‘Eephus’ is a wonderful movie about baseball and time
Pitch, pitch against the dying of the light
“Eephus” is playing at a special presentation in Madison at 5 p.m. Saturday, July 19 at the Bartell Theatre, 113 E. Mifflin St. Tickets are $10. It’s also available to rent or own on VOD.
Just what is an “eephus,” anyway? A baseball pitcher explains in Carson Lund’s movie of the same name that his eephus is an ultra-slow pitch that just seems to float in the air.
“You get bored watching it,” the pitcher says of the batter. “I get bored.” But while the batter is lulled into complacency and lowers his defenses, the ball slips past him.
It’s sort of an in-joke between Lund and the audience about “Eephus” itself. Another one is that voiceover narration is provided by 95-year-old documentary filmmaker Frederick Wiseman, whose films like “Ex Libris” and “La Danse” seem to sit and observe for three or four hours. That guy’s been throwing eephuses his whole life.
“Eephus” is a fictional film, and a very entertaining one, full of funny lines, poignant asides and performances as broken in as an old glove. But it’s not like any other baseball movie you’ve ever seen. It doesn’t care about the score, it doesn’t have any comeback kids or other sports cliches.
Instead, watching “Eephus” feels like watching a baseball game on a fall day, your attention wandering from one player to the other, from the outfield to the dugout, tuning in and tuning out of the actual game. Once you lock into its rhythms, it’s the gift that keeps on giving, and it’s one of my favorite movies of the year.

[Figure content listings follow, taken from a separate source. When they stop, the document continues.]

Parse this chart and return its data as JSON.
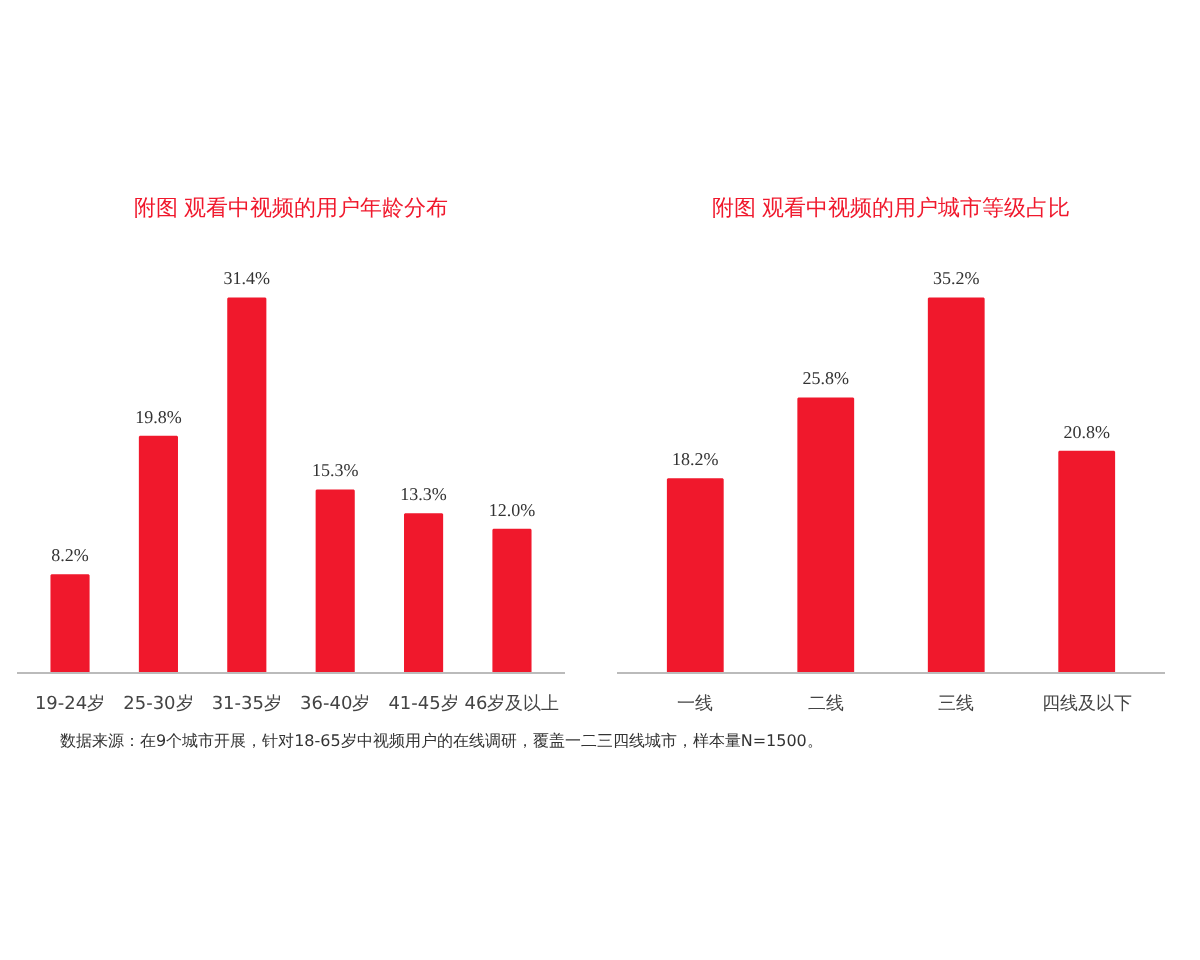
{
  "chart_data": [
    {
      "type": "bar",
      "title": "附图 观看中视频的用户年龄分布",
      "categories": [
        "19-24岁",
        "25-30岁",
        "31-35岁",
        "36-40岁",
        "41-45岁",
        "46岁及以上"
      ],
      "values": [
        8.2,
        19.8,
        31.4,
        15.3,
        13.3,
        12.0
      ],
      "value_labels": [
        "8.2%",
        "19.8%",
        "31.4%",
        "15.3%",
        "13.3%",
        "12.0%"
      ],
      "color": "#f0182c",
      "annotations": [
        "数据来源：在9个城市开展，针对18-65岁中视频用户的在线调研，覆盖一二三四线城市，样本量N=1500。"
      ]
    },
    {
      "type": "bar",
      "title": "附图 观看中视频的用户城市等级占比",
      "categories": [
        "一线",
        "二线",
        "三线",
        "四线及以下"
      ],
      "values": [
        18.2,
        25.8,
        35.2,
        20.8
      ],
      "value_labels": [
        "18.2%",
        "25.8%",
        "35.2%",
        "20.8%"
      ],
      "color": "#f0182c"
    }
  ]
}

This isn’t just any game. It’s the final game for an amateur baseball league somewhere in New England, sometime in the ‘90s based on the cars. Soldiers Field, the ballpark they play, on is being torn down. But just when you think “Eephus” might be some sort of earnest parable on a changing America losing its community spaces, we learn the reason. The town is building a much-needed middle school on the property. Even the crustiest old players on the team have trouble complaining about that.
So, on the last day of the season, the Adler’s Paint team squares off against the Riverdogs one last time. The teams are a vibrant mix of capital-C characters, from young former college phenoms who never made the big leagues to old men whose knees ache when they round the bases.
There’s the dad whose two kids dutifully show up to watch every game, largely alone in the stands. The guy who serves as amateur record keeper, dutifully recording every strike and ball. There’s the good ‘ol boy who can’t wait to set off fireworks at the end of the game that he proudly promises will “look like an angel puking.” You love them all.
The screenplay by Lund, Michael Basta and Nate Fisher is full of funny exchanges, as the players dryly bust on each other, complain about their ailments and, every once in a while, express uncertainty about what life will be like without their weekly games. Will these guys be friends without the ritual of the ballgames? Would they ever have been friends without it? Unknown.
As daylight slips away and there are innings left to play, the men keep playing, doggedly pitching and fielding even when they can no longer see the ball. It’s a pointless and utterly affecting exercise that’s a metaphor for growing old, hanging onto things that brought you joy even when they no longer make sense.
Life, like an eephus, seems to hang there forever. And then slips past you when your guard is down.